The Puerto Rico debacle was the latest in a string of problematic strategic decisions by Santorum’s campaign. Among them:
* Continuing to contest the allocation of a single delegate in Michigan. Santorum trails Romney by several hundred delegates and while his team argues the Michigan fight is a matter of principle, it’s still only one delegate.
* The failure to stay on an economic populist message in the run-up to the Michigan primary. Santorum had real momentum heading into the Feb. 28 vote and had he spent the final weeks before that vote talking about his blue-collar roots and Romney’s wealth, he likely would have won. What did he talk about? The fact that President Obama was a “snob” and how President Kennedy’s separation of church and state speech made him sick to his stomach. Um, not good.
* His — and the campaign’s — inability to organize in early states. Santorum didn’t make the ballot in Virginia at all and didn’t fill out full delegate slates in Ohio or Illinois. While it’s somewhat understandable that an underfunded campaign can’t cover all of its bases, Santorum is now locked in a delegate fight. His organizational failures mean that he effectively tied one hand behind his own back before stepping into that ring.
Santorum has long prided himself on running a lean campaign, insisting that even after he became a top-tier candidate that he had no plans to build out his campaign team. (He has added some staff at the national level including spokespeople Gidley and Alice Stewart.)
But, lean campaigns tend not to work for a reason. And that reason is because a small group of advisers that are close to the candidate at all times may not have the full strategic perspective required to make more cold-blooded decisions in regards the campaign. (Worth noting: Romney spent his weekend campaigning in Illinois, not Puerto Rico.)
“Santorum still doesn’t have a real campaign team, consistent message or a strategic plan,” said Republican strategist Ed Rollins, who managed the presidential bid of Minnesota Rep.

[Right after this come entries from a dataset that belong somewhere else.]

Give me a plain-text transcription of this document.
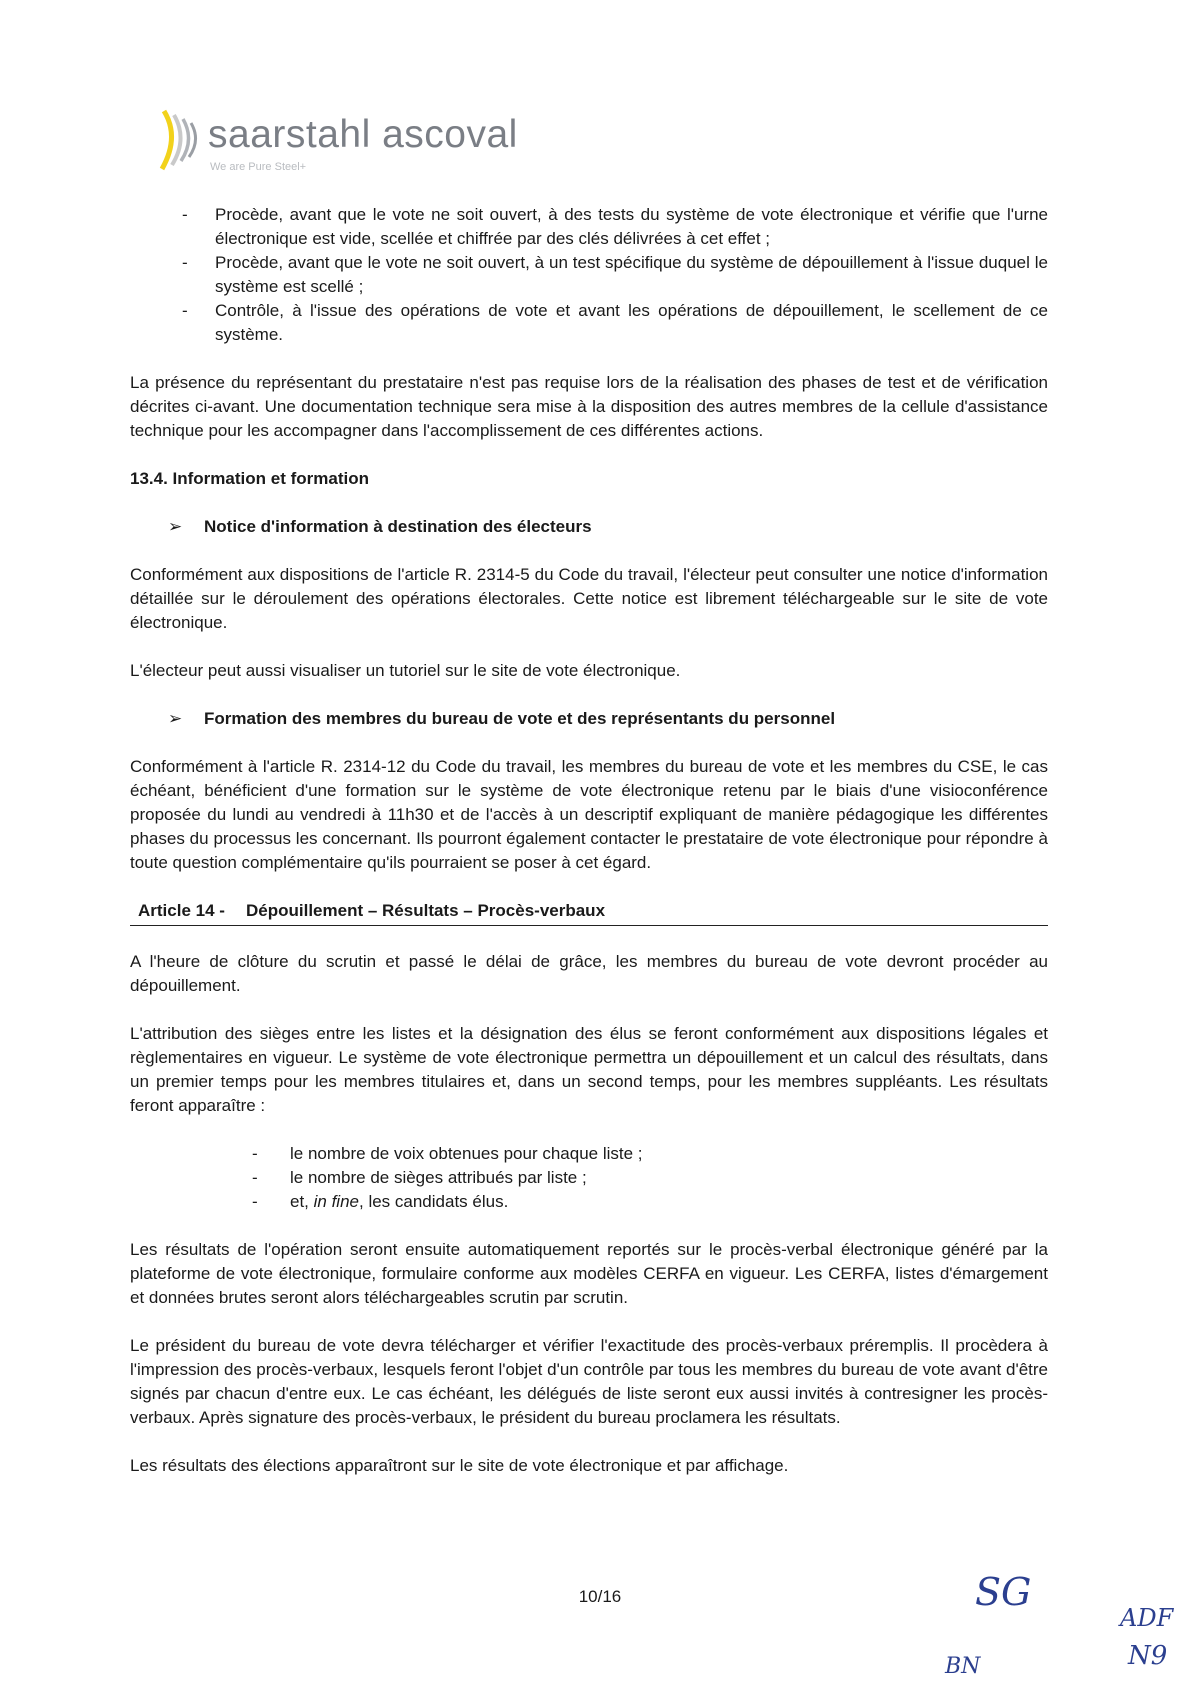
saarstahl ascoval
We are Pure Steel+
- Procède, avant que le vote ne soit ouvert, à des tests du système de vote électronique et vérifie que l'urne électronique est vide, scellée et chiffrée par des clés délivrées à cet effet ;
- Procède, avant que le vote ne soit ouvert, à un test spécifique du système de dépouillement à l'issue duquel le système est scellé ;
- Contrôle, à l'issue des opérations de vote et avant les opérations de dépouillement, le scellement de ce système.

La présence du représentant du prestataire n'est pas requise lors de la réalisation des phases de test et de vérification décrites ci-avant. Une documentation technique sera mise à la disposition des autres membres de la cellule d'assistance technique pour les accompagner dans l'accomplissement de ces différentes actions.

13.4. Information et formation

➢ Notice d'information à destination des électeurs

Conformément aux dispositions de l'article R. 2314-5 du Code du travail, l'électeur peut consulter une notice d'information détaillée sur le déroulement des opérations électorales. Cette notice est librement téléchargeable sur le site de vote électronique.

L'électeur peut aussi visualiser un tutoriel sur le site de vote électronique.

➢ Formation des membres du bureau de vote et des représentants du personnel

Conformément à l'article R. 2314-12 du Code du travail, les membres du bureau de vote et les membres du CSE, le cas échéant, bénéficient d'une formation sur le système de vote électronique retenu par le biais d'une visioconférence proposée du lundi au vendredi à 11h30 et de l'accès à un descriptif expliquant de manière pédagogique les différentes phases du processus les concernant. Ils pourront également contacter le prestataire de vote électronique pour répondre à toute question complémentaire qu'ils pourraient se poser à cet égard.

Article 14 - Dépouillement – Résultats – Procès-verbaux

A l'heure de clôture du scrutin et passé le délai de grâce, les membres du bureau de vote devront procéder au dépouillement.

L'attribution des sièges entre les listes et la désignation des élus se feront conformément aux dispositions légales et règlementaires en vigueur. Le système de vote électronique permettra un dépouillement et un calcul des résultats, dans un premier temps pour les membres titulaires et, dans un second temps, pour les membres suppléants. Les résultats feront apparaître :

- le nombre de voix obtenues pour chaque liste ;
- le nombre de sièges attribués par liste ;
- et, in fine, les candidats élus.

Les résultats de l'opération seront ensuite automatiquement reportés sur le procès-verbal électronique généré par la plateforme de vote électronique, formulaire conforme aux modèles CERFA en vigueur. Les CERFA, listes d'émargement et données brutes seront alors téléchargeables scrutin par scrutin.

Le président du bureau de vote devra télécharger et vérifier l'exactitude des procès-verbaux préremplis. Il procèdera à l'impression des procès-verbaux, lesquels feront l'objet d'un contrôle par tous les membres du bureau de vote avant d'être signés par chacun d'entre eux. Le cas échéant, les délégués de liste seront eux aussi invités à contresigner les procès-verbaux. Après signature des procès-verbaux, le président du bureau proclamera les résultats.

Les résultats des élections apparaîtront sur le site de vote électronique et par affichage.

10/16	SG
ADF
BN	N9
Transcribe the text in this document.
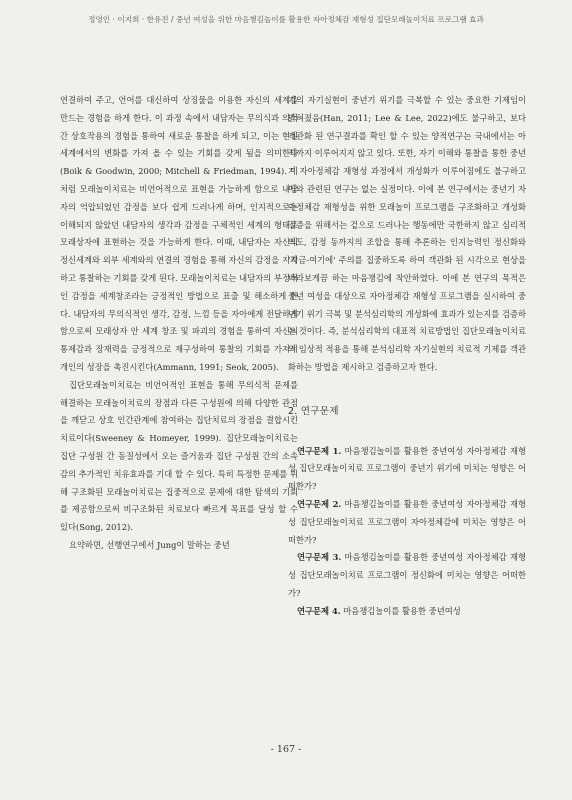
정영인 · 이지희 · 한유진 / 중년 여성을 위한 마음챙김놀이를 활용한 자아정체감 재형성 집단모래놀이치료 프로그램 효과

연결하여 주고, 언어를 대신하여 상징물을 이용한 자신의 세계를 만드는 경험을 하게 한다. 이 과정 속에서 내담자는 무의식과 의식간 상호작용의 경험을 통하여 새로운 통찰을 하게 되고, 이는 현실 세계에서의 변화를 가져 올 수 있는 기회를 갖게 됨을 의미한다(Boik & Goodwin, 2000; Mitchell & Friedman, 1994). 이처럼 모래놀이치료는 비언어적으로 표현을 가능하게 함으로 내담자의 억압되었던 감정을 보다 쉽게 드러나게 하며, 인지적으로는 이해되지 않았던 내담자의 생각과 감정을 구체적인 세계의 형태로 모래상자에 표현하는 것을 가능하게 한다. 이때, 내담자는 자신의 정신세계와 외부 세계와의 연결의 경험을 통해 자신의 감정을 지각하고 통찰하는 기회를 갖게 된다. 모래놀이치료는 내담자의 부정적인 감정을 세계창조라는 긍정적인 방법으로 표출 및 해소하게 한다. 내담자의 무의식적인 생각, 감정, 느낌 등을 자아에게 전달하게 함으로써 모래상자 안 세계 창조 및 파괴의 경험을 통하여 자신의 통제감과 장재력을 긍정적으로 재구성하여 통찰의 기회를 가져서 개인의 성장을 촉진시킨다(Ammann, 1991; Seok, 2005).

집단모래놀이치료는 비언어적인 표현을 통해 무의식적 문제를 해결하는 모래놀이치료의 장점과 다른 구성원에 의해 다양한 관점을 깨닫고 상호 인간관계에 참여하는 집단치료의 장점을 결합시킨 치료이다(Sweeney & Homeyer, 1999). 집단모래놀이치료는 집단 구성원 간 동질성에서 오는 즐거움과 집단 구성원 간의 소속감의 추가적인 치유효과를 기대 할 수 있다. 특히 특정한 문제를 위해 구조화된 모래놀이치료는 집중적으로 문제에 대한 탐색의 기회를 제공함으로써 비구조화된 치료보다 빠르게 목표를 달성 할 수 있다(Song, 2012).

요약하면, 선행연구에서 Jung이 말하는 중년

기의 자기실현이 중년기 위기를 극복할 수 있는 중요한 기제임이 밝혀졌음(Han, 2011; Lee & Lee, 2022)에도 불구하고, 보다 객관화 된 연구결과를 확인 할 수 있는 양적연구는 국내에서는 아직까지 이루어지지 않고 있다. 또한, 자기 이해와 통찰을 통한 중년기 자아정체감 재형성 과정에서 개성화가 이루어짐에도 불구하고 이와 관련된 연구는 없는 실정이다. 이에 본 연구에서는 중년기 자아정체감 재형성을 위한 모래놀이 프로그램을 구조화하고 개성화 검증을 위해서는 겉으로 드러나는 행동에만 국한하지 않고 심리적 의도, 감정 동까지의 조합을 통해 추론하는 인지능력인 정신화와 '지금-여기에' 주의를 집중하도록 하여 객관화 된 시각으로 현상을 바라보게끔 하는 마음챙김에 착안하였다. 이에 본 연구의 목적은 중년 여성을 대상으로 자아정체감 재형성 프로그램을 실시하여 중년기 위기 극복 및 분석심리학의 개성화에 효과가 있는지를 검증하는 것이다. 즉, 분석심리학의 대표적 치료방법인 집단모래놀이치료의 임상적 적용을 통해 분석심리학 자기실현의 치료적 기제를 객관화하는 방법을 제시하고 검증하고자 한다.

2. 연구문제

연구문제 1. 마음챙김놀이를 활용한 중년여성 자아정체감 재형성 집단모래놀이치료 프로그램이 중년기 위기에 미치는 영향은 어떠한가?

연구문제 2. 마음챙김놀이를 활용한 중년여성 자아정체감 재형성 집단모래놀이치료 프로그램이 자아정체감에 미치는 영향은 어떠한가?

연구문제 3. 마음챙김놀이를 활용한 중년여성 자아정체감 재형성 집단모래놀이치료 프로그램이 정신화에 미치는 영향은 어떠한가?

연구문제 4. 마음챙김놀이를 활용한 중년여성

- 167 -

Michele Bachmann. “Their message each week becomes the answers they give to media questions and that is how it gets entangled in things he shouldn’t be talking about.”
Santorum now seems headed for a convincing loss on Tuesday in Illinois, his third straight defeat in a large Midwestern state where polling suggested victory was possible. Given his delegate deficit, Santorum needed to pull off a win in one of those three to show that the math isn’t determinative and that Romney’s inevitability isn’t, well, inevitable.
That Santorum looks likely to go 0-3 in those critical states is a much a reflection on a series of poor strategic choices on his behalf as on any inherent strengthening from Romney. Put simply: If and when Rick Santorum comes up short in this race, he’ll only have himself to blame.